The mischief this case creates is exceptionally troublesome.*fn2 The majority opinion allows Congress to punish possession offenses, as long as the enacting statute includes a mere recital purporting to limit its reach to goods sold or offered for sale in interstate commerce. The majority's opinion makes Lopez superfluous. Insert a jurisdictional recital, the majority in effect says, and Congress need not worry about whether the prohibited conduct has a "substantial relation to interstate commerce." Lopez, 514 U.S. at 559. Seven circuits have expressly rejected this view of jurisdictional provisions. United States v. Maxwell, 446 F.3d 1210, 1218 (11th Cir. 2006); United States v. Patton, 451 F.3d 615, 632 (10th Cir. 2006); United States v. Holston, 343 F.3d 83, 88 (2d Cir. 2003); United States v. McCoy, 323 F.3d 1114, 1118 (9th Cir. 2003); United States v. Corp, 236 F.3d 325, 331 (6th Cir. 2001); United States v. Angle, 234 F.3d 326, 337 (7th Cir. 2000); United States v. Rodia, 194 F.3d 465, 472-73 (3rd Cir. 1999).

II.

But the impact of the majority's opinion does not stop there. The majority's rationale, quite literally, "makes a federal case" out of numerous crimes previously punished only by the states. Cambridge Idioms Dictionary (2d ed. 2006); see Andrew St. Laurent, Reconstituting United States v. Lopez: Another Look at Federal Criminal Law, 31 Colum. J.L. & Soc. Probs. 61, 113 (1998) ("A purely nominal jurisdictional requirement, that some entity or object involved in the crime be drawn from interstate commerce, does nothing to prevent the shifting of the [federal/state] balance in favor of the federal government [because] virtually all criminal actions in the United States involve the use of some object that has passed through interstate commerce.").

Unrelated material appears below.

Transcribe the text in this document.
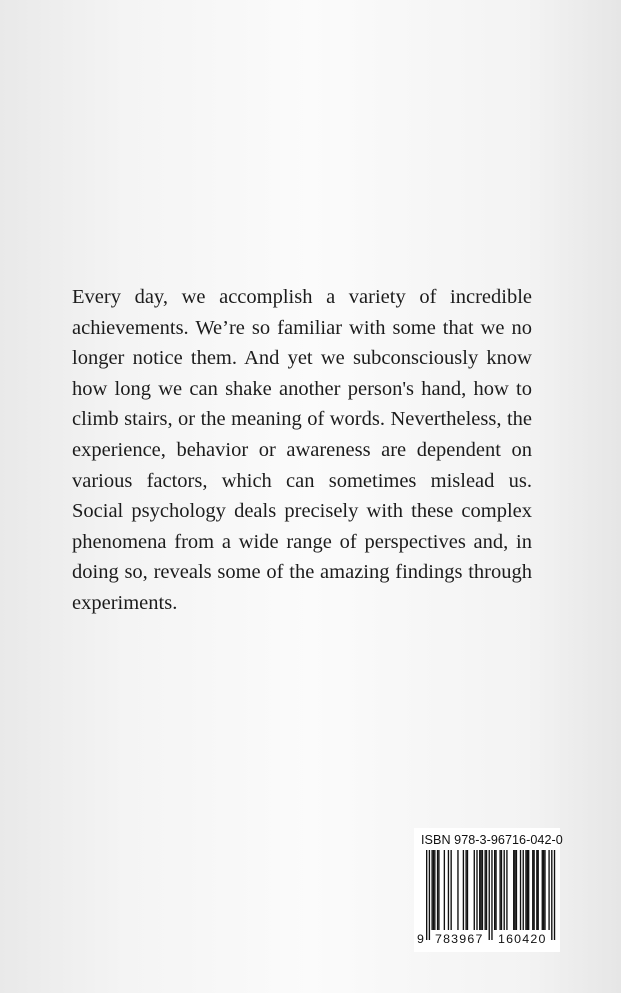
Every day, we accomplish a variety of incredible achievements. We’re so familiar with some that we no longer notice them. And yet we subconsciously know how long we can shake another person's hand, how to climb stairs, or the meaning of words. Nevertheless, the experience, behavior or awareness are dependent on various factors, which can sometimes mislead us. Social psychology deals precisely with these complex phenomena from a wide range of perspectives and, in doing so, reveals some of the amazing findings through experiments.

ISBN 978-3-96716-042-0
9 783967 160420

Such a view greatly empowers Congress to displace state legislatures with the full weight of the federal government, a result as undesirable as it is unconstitutional in the circumstances of this case. A federal statute may conflict with a state's policy judgment regarding the harshness of federal criminal punishments, Jones, 529 U.S. at 859 (Stevens, J., concurring) (noting improper displacement of state choices with severe federal punishments), or discourage experimentation with different state policy approaches, see Lopez, 514 U.S. at 583 (Kennedy, J., concurring) (suggesting that the gun statute improperly "foreclose[d] the States from experimenting"), or even intrude upon a traditional area of state concern, Lopez, 514 U.S. at 561; Morrison, 529 U.S. at 615-17. Such displacement has occurred here. At least thirty-one states regulated body armor, with a variety of approaches, until Congress overrode their choices. Patton, 451 F.3d at 631 & n.7 (collecting state laws).

III.

The majority opinion here failed to perceive the constitutional limits on Congress's power recognized by the Court in Lopez, Morrison, Jones, and Raich. In so doing, it "convert[s] congressional authority under the Commerce Clause to a general police power of the sort retained by the States," Lopez, 514 U.S. at 567, contrary to Supreme Court doctrine. It is unfortunate that an en banc court will not have the opportunity to correct the error in this case. For these reasons, I must respectfully dissent from the order denying rehearing en banc.